Our next stop was just past Cifuncho in search of a plant that we called ‘Benjy’s Plant’ as Benjy Oliver first showed us this plant on our trip in 2001, 18 years ago. It is also known as ‘Copiapoa ‘ sp Cifuncho’ but for me it is the northernmost form of Copiapoa longistaminea.
Later today we’ll see this taxon again, at its southern most stop at ‘Puma Bay’, then in the Quebrada Huanillos (Quebrada Guanillos), Quebrada Tigrillo and Quebrada Madera. At Puma Bay, C. longistaminea grows alongside C. grandiflora where the two taxa are very distinct. As we visit the quebradas farther north, hey seem to ‘morph’ into one single taxon. Rudolf called a northern location ‘Confusion Hill’, for obvious reasons, but this year there was no time to visit that spot.
For some reason, Benjy’s plant was always keen to play a game of hide & seek – Angie and I were convinced that we could find it without the need for a GPS and eventually we did! It’s a beautiful plant in a spectacular location, overlooking guano covered rocks just off shore.

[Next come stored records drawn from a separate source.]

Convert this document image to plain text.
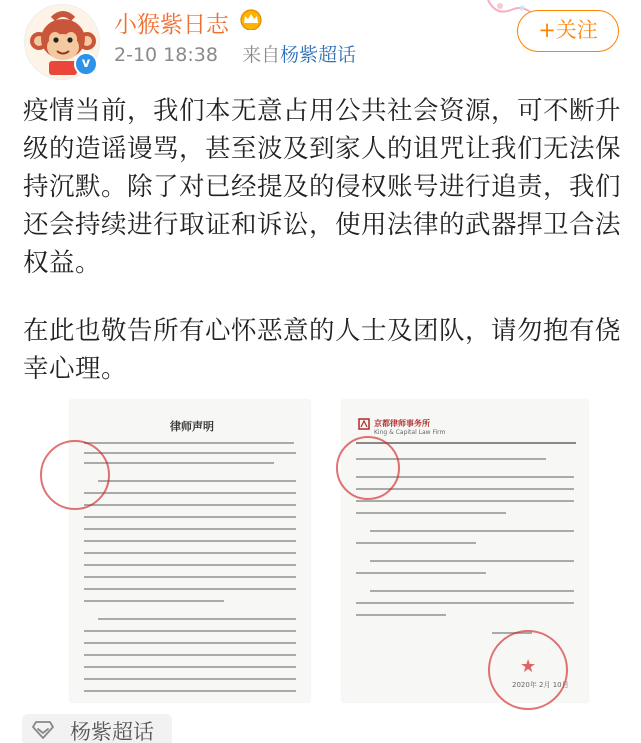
v
小猴紫日志
2-10 18:38 来自杨紫超话
+关注
疫情当前，我们本无意占用公共社会资源，可不断升级的造谣谩骂，甚至波及到家人的诅咒让我们无法保持沉默。除了对已经提及的侵权账号进行追责，我们还会持续进行取证和诉讼，使用法律的武器捍卫合法权益。
在此也敬告所有心怀恶意的人士及团队，请勿抱有侥幸心理。
律师声明	京都律师事务所
King & Capital Law Firm
★
2020年 2月 10日
杨紫超话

Al covered a larger area, including at the foot of the hill between our spot and Cifunco and found many more plants. I did not see those this time – the rocks were quite difficult, loose and not very stable – not easy with a touch of arthritis in my knees and hips and a bad back. I promised myself a closer look next time, possibly in 2020.
I suddenly felt unsure on how to get to the locations for the day – there were quite a few excellent stops in this area, but how to get to them without a SatNav system! I saw a sign to Minas Las Luces, my first clue. We drove through an inland Quebrada and I remembered seeing an Eriosyce here – Eriosyce rodentiophila or is it E. megacarpa? If only Roger Ferryman was to finish off his Eriosyce book to clarify the names of these plants!
S3851 was for Ritter’s type locality for Copiapoa cinerea subsp. columna-alba. A few years ago, Rudolf Schulz had tried to take a photo of the exact plants that Ritter had photographed here and that featured in Kakteen in Südamerika Band 3. Again we were overwhelmed by the large number of plants here, but the star of the show was Eriosyce (Thelocephala) esmeraldana, with a flower stuck above the soil giving away where other plants were seen on previous occasions, this time hidden below the soil.
The Copiapoa columna-alba must have had some moisture as many were now in flower.
S3852 was our regular spot to say hello to Alan Craig, whose ashes were buried on the beach after he died of leukemia on 31 January 2001.
We headed ‘home’ to Taltal, driving through the Guanillos valley and our last challenge – finding Copiapoa laui in the extreme drought! This time it was Ian who performed a war dance as he believed that he had found C. laui. Well done Ian!
As we wanted to get back to the car, I had my only fall of this trip – nothing too dramatic. Everyone helped me get back to the car and got out the tubes of antiseptic creams. A trip down the rocks now seems to have become a part of any cactus trip for me!